Menschen, die Soldaten wurden
Als Jugendliche war ich sehr stolz auf meinen Opa. Wie man mir erzählte, war er als junger Mann ein Sozi. Kurz vor dem Krieg kam es dennoch, dass mein Opa und meine Oma mit meinem damals 7-jährigen Vater aus Sachsen nach Schleswig-Holstein zogen. Unter den Nationalsozialisten hatte Krupp Arbeit zu bieten: Kurbelwellen bauen für Kriegsflugzeuge.
Mein Großvater mütterlicherseits wurde schon als Kind in einer Kadettenschule auf Militär programmiert. So zog er später als Wehrmachtssoldat für die Nationalsozialisten in den Krieg und führte junge Männer nach Polen und Russland. Meine Mutter erzählte von ihm, dass er kurz vor Kriegsende hingerichtet werden sollte, weil er sich mit den von ihm angeführten Soldaten zurückgezogen hatte. Ich war trotzdem nicht stolz auf meinen Großvater. Er symbolisierte für mich ein Soldatentum, das diesen Krieg mit seinen Menschenmorden zu verantworten hatte. Und ich konnte auch nicht einordnen, inwiefern die Erzählung meiner Mutter vielleicht Verbrämung von Geschichte war.
Mein Vater, 1929 geboren, war zu schmächtig für den Krieg. Doch zum Ende, etwa 1944, wurde er doch noch in den sinnlosen Kriegsdienst berufen: Mit anderen Jungen sollte er auf Sylt als Luftwaffenhelfer Flugzeuge der Alliierten abwehren. Er hat mir nie davon erzählt. Als er Ende 70 war, mein Vater war bereits demenzkrank, sagte er einmal zu mir: „Wir waren doch alle Nazis.“ Das hat mich sehr schockiert, für mich war er immer „unschuldig“. Doch er sah das in seiner Krankheit offenbar anders … oder schon sein ganzes Leben lang?

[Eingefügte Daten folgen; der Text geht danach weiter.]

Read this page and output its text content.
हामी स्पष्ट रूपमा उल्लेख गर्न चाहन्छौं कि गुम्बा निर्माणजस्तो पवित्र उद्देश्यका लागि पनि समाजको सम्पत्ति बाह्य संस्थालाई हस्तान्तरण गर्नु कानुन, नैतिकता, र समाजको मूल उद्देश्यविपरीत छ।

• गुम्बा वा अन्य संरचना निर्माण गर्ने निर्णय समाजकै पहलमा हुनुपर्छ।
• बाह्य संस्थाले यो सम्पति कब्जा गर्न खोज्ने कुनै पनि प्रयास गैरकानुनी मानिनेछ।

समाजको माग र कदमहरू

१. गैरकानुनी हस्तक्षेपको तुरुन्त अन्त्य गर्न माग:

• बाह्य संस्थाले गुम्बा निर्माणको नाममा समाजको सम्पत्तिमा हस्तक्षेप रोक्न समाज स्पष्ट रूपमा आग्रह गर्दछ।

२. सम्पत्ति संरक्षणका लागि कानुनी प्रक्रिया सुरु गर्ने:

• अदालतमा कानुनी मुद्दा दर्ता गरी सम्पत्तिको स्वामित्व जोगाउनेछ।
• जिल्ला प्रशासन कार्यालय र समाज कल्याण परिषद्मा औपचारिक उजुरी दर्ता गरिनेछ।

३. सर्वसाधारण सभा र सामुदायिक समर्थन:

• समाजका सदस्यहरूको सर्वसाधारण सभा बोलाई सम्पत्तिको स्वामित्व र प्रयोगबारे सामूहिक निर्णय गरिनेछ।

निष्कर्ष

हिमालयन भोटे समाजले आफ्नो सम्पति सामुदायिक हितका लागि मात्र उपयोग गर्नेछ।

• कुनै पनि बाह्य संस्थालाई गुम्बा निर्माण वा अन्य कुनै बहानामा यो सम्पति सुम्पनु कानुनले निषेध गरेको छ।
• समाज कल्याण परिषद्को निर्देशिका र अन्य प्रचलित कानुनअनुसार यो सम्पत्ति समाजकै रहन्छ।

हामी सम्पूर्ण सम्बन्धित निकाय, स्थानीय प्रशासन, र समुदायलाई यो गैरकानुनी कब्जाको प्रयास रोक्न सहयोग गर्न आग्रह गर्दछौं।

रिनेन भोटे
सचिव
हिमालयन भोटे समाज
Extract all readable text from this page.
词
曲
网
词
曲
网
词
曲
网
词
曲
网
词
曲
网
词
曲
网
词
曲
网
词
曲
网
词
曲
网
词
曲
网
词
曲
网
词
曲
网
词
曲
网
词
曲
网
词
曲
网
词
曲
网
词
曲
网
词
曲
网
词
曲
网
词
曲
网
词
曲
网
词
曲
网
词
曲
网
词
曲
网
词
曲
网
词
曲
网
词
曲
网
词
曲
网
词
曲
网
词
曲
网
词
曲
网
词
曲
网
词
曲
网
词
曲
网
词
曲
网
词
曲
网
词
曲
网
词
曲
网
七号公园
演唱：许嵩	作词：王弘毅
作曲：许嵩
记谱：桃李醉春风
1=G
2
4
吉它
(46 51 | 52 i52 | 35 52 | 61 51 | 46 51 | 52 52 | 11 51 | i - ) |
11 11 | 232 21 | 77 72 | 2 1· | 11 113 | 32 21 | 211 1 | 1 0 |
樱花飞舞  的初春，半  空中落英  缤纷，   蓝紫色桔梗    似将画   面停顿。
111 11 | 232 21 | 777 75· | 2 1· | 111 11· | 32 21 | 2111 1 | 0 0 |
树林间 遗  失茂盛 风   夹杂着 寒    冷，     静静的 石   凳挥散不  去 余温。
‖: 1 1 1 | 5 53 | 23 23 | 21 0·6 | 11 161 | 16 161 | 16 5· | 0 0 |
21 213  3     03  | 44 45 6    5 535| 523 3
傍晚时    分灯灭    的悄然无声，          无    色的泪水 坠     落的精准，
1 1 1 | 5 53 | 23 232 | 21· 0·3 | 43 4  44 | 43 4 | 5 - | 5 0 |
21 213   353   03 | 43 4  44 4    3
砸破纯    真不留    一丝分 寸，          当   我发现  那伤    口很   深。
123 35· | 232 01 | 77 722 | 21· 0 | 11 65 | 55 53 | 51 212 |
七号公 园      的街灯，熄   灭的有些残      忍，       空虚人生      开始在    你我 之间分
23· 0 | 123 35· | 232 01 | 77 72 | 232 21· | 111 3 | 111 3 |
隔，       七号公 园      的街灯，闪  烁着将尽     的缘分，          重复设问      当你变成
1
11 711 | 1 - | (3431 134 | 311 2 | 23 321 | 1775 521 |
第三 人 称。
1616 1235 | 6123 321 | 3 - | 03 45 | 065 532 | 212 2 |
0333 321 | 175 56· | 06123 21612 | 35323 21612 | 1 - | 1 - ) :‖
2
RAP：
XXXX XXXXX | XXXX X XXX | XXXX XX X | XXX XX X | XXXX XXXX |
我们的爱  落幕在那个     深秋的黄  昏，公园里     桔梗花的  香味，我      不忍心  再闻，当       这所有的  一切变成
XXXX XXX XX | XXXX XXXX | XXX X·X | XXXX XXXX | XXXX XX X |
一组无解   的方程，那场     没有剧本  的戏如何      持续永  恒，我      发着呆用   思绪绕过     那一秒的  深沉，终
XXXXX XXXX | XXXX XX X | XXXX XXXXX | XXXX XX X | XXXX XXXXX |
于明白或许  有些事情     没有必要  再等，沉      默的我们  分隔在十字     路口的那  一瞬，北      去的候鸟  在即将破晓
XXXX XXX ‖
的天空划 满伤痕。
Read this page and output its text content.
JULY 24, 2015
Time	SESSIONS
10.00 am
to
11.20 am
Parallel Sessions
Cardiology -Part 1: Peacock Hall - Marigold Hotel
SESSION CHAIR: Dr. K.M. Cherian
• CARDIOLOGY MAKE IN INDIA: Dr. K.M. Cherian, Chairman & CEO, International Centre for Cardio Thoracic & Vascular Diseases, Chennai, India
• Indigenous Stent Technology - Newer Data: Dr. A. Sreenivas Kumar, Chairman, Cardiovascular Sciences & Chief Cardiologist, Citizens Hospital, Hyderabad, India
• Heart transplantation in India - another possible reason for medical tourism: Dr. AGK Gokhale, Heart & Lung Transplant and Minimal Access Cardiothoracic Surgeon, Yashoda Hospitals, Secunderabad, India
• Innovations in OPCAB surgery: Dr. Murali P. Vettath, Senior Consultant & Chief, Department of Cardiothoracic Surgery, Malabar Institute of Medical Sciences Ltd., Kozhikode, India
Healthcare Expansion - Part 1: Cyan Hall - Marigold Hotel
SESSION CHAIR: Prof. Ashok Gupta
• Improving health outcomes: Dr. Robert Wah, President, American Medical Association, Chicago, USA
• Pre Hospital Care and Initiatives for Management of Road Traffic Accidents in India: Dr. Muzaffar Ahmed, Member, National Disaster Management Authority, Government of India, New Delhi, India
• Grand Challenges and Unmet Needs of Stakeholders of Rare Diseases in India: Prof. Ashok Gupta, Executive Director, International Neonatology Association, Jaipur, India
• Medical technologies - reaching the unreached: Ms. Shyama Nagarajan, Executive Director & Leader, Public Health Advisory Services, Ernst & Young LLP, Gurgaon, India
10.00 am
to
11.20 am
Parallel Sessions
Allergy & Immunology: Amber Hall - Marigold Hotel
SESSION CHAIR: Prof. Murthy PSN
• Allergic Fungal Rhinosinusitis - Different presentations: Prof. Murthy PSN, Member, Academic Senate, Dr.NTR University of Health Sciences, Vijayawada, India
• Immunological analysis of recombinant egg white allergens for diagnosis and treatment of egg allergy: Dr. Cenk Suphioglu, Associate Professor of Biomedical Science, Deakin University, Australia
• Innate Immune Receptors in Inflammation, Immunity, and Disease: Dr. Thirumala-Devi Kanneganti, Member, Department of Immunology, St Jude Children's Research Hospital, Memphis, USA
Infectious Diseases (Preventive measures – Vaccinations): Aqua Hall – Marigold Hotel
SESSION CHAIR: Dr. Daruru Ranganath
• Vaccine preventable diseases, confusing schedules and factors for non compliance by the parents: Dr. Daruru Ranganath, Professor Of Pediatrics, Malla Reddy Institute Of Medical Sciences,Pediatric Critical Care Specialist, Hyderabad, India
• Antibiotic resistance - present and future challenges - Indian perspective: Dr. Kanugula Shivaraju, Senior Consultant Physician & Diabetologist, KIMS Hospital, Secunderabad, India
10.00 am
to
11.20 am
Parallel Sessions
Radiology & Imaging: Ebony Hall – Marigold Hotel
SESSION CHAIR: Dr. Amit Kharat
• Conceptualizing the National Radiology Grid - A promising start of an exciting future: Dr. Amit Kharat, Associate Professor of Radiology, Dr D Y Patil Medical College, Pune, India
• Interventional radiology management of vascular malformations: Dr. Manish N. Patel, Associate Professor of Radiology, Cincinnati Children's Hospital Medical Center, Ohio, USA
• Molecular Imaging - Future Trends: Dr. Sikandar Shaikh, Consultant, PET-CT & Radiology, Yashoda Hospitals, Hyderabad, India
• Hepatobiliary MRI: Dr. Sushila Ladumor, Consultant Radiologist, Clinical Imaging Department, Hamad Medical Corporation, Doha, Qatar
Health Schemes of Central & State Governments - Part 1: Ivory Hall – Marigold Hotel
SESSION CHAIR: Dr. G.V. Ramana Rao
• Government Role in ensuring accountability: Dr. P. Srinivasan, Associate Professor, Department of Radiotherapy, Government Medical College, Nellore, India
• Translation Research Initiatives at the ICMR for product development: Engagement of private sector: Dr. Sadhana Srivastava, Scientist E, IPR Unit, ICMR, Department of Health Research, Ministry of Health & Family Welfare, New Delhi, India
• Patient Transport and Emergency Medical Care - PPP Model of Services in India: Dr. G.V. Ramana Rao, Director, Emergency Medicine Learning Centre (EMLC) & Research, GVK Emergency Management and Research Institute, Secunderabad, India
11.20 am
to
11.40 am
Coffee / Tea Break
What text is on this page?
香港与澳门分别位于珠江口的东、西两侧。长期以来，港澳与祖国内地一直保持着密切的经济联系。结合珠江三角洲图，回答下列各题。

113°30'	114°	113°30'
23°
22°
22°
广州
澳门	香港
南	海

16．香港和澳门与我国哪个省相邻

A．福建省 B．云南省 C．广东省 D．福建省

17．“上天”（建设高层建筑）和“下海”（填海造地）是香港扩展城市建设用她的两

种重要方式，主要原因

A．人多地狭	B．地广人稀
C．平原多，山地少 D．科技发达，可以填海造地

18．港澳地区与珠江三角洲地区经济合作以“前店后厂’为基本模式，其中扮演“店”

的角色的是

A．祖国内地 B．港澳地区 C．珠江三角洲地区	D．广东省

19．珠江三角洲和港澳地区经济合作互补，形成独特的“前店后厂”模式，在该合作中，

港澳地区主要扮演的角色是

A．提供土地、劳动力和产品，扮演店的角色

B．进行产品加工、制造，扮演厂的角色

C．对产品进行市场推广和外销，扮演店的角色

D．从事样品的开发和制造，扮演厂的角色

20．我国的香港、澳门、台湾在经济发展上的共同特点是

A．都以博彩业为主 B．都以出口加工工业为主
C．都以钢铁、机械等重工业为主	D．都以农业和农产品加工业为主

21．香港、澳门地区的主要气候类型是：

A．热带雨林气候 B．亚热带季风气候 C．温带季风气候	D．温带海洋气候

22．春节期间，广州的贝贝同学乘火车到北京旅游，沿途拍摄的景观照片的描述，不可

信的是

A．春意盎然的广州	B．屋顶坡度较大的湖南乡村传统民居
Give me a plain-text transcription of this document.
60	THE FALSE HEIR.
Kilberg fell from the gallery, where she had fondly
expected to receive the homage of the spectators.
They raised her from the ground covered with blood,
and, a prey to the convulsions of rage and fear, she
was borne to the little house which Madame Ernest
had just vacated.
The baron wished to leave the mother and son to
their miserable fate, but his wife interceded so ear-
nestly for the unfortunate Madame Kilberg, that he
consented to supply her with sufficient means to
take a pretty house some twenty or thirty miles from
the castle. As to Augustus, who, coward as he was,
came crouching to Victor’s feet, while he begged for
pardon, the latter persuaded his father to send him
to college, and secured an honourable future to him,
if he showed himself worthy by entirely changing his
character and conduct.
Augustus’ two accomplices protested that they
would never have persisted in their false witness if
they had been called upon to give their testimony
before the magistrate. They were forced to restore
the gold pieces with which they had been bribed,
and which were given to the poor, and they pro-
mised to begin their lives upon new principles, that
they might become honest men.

Es ist schon etwas her, ungefähr 13 Jahre, da trafen Kai* und ich in Schweden ein 80-jähriges Ehepaar. Der Mann hieß Raimund, wie mein Großvater, und wie er war er im Krieg. Weil Raimund Ingenieur war, konnte er als junger Soldat bei der Marine „Karriere“ machen. Er erzählte, wie er sich abgrundtief missbraucht fühlte, nachdem der Krieg vorüber war. Als Junge indoktriniert, hatte er den Ideologien geglaubt und war den Kriegstreibern hinterhergelaufen – im vollen Glauben, etwas Richtiges zu tun. Und auf einen Schlag wurde all dies aufgedeckt, und es war nichts mehr richtig. Als er seine Geschichte erzählte, konnte ich mitfühlen, wie es ihm damals wohl ging. Nun, als ich dies erinnere, frage ich mich, wie es wohl meinem kriegsführenden Großvater gegangen sein mag?